The Futility Infielder

A Baseball Journal by Jay Jaffe I'm a baseball fan living in New York City. In between long tirades about the New York Yankees and the national pastime in general, I'm a graphic designer.

Sunday, June 02, 2002

 

Yikes!

Oakland general manager Billy Beane has tried to shake up the A's in the last couple of weeks, making some very questionable roster decisions in the process--most notably, sending down highly-touted rookie first basemen Carlos Pena and trading outfielder Jeremy Giambi. Beane's track record in creating a viable contender out of the small-market A's has bought him some slack (and some wishy-washy defense) regarding these puzzling moves from some of his most ardent proponents--ESPN's Rob Neyer and several writers on Baseball Prospectus, most notably. He's caught a bit more grief over at the discussion boards of Baseball Primer, and yours truly has spent his share of time yapping along as well.

Though the details are murky, the Giambi trade and probably the farm-outs seem to be assertions of authority related to non-baseball issues; how else to explain for getting abolutely nothing of value for Little G in the stuffed uniform of John Mabry? I've already hashed this deal over, so I'll move on.

Just in case I'd started thinking about cutting Beane some slack, a quote of his in Sunday's New York Times had me recoiling in horror. In discussing pitcher Mark Mulder's injury troubles (a strained forearm), Beane said:

"That cost him a month of pitching. On a bigger market club, you'd send him down for some rehab starts, make sure he's in shape and ready to go. We're not in that position, so Mark sort of had rehab on the fly."

I couldn't believe my eyes. Here's a GM talking about a pitcher who won 21 games last year, one of his three aces (along with Tim Hudson and Barry Zito), a guy he's got locked up under contract for the next four years--in short, a pillar of the franchise's future. And Beane is playing the "small market" card to justify rushing back Mulder from an injury (to a rocky 3-4, 6.10 ERA record) in a season that's looking with every passing day as a harsh lesson in reality.

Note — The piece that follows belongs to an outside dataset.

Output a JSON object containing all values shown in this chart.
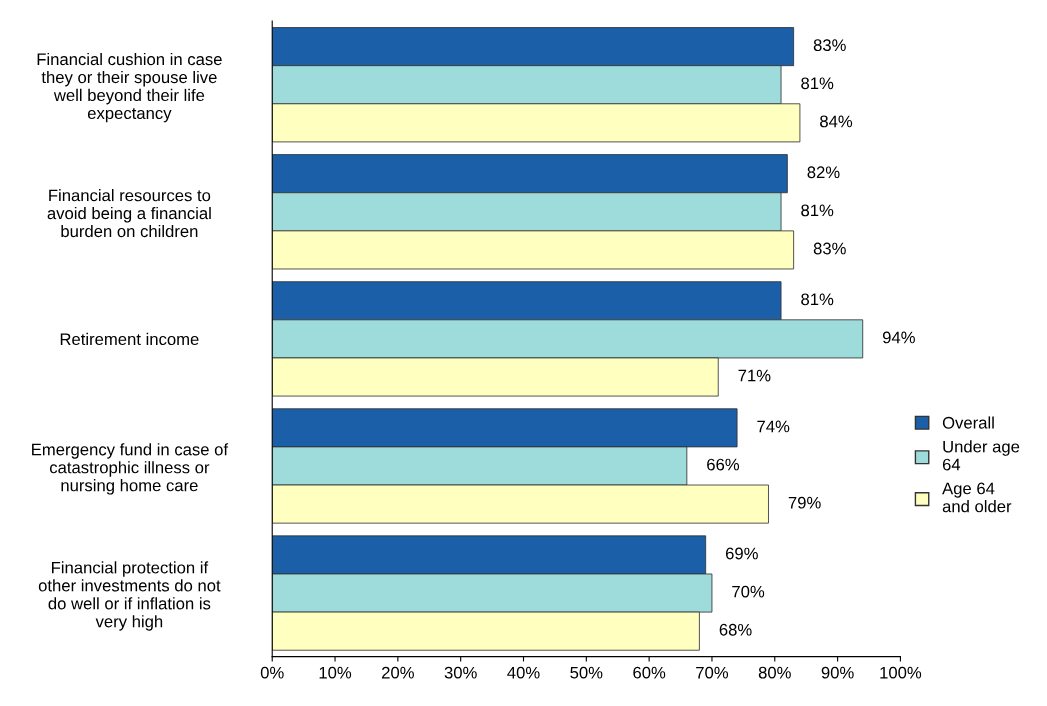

Look, despite my previous burial, the A's aren't completely dead, not even with a 27-28 record, eight games back of Seattle and a view of the Anaheim Angels' taillights. And though they're not the team I ultimately root for, I do have more than a passing interest in them, as a fan, an analyst, and a roto-head (with Hudson, Mecir, Hernandez, Chavez, Justice, Piatt and pre-trade Little G, my fantasy team looks like a dotcom-busted portfolio full of tech stocks). Mulder did win on Sunday, throwing 5 2/3 innings at the mighty Tampa Bay Devil Rays. But if Beane continues to follow that rationale in handling his important players, his priorities for the organization are seriously out of whack, and something will come back to bite him on the ass eventually. Riding the whip to assert his authoritah, Beane could either turn the A's into your worst Dan Duquette I'm-in-charge-here nightmare or into a self-fulfilling (and sefl-immolating) prophecy straight out of Bud Selig's wildest dreams.

Either one will be a sorry-ass sight.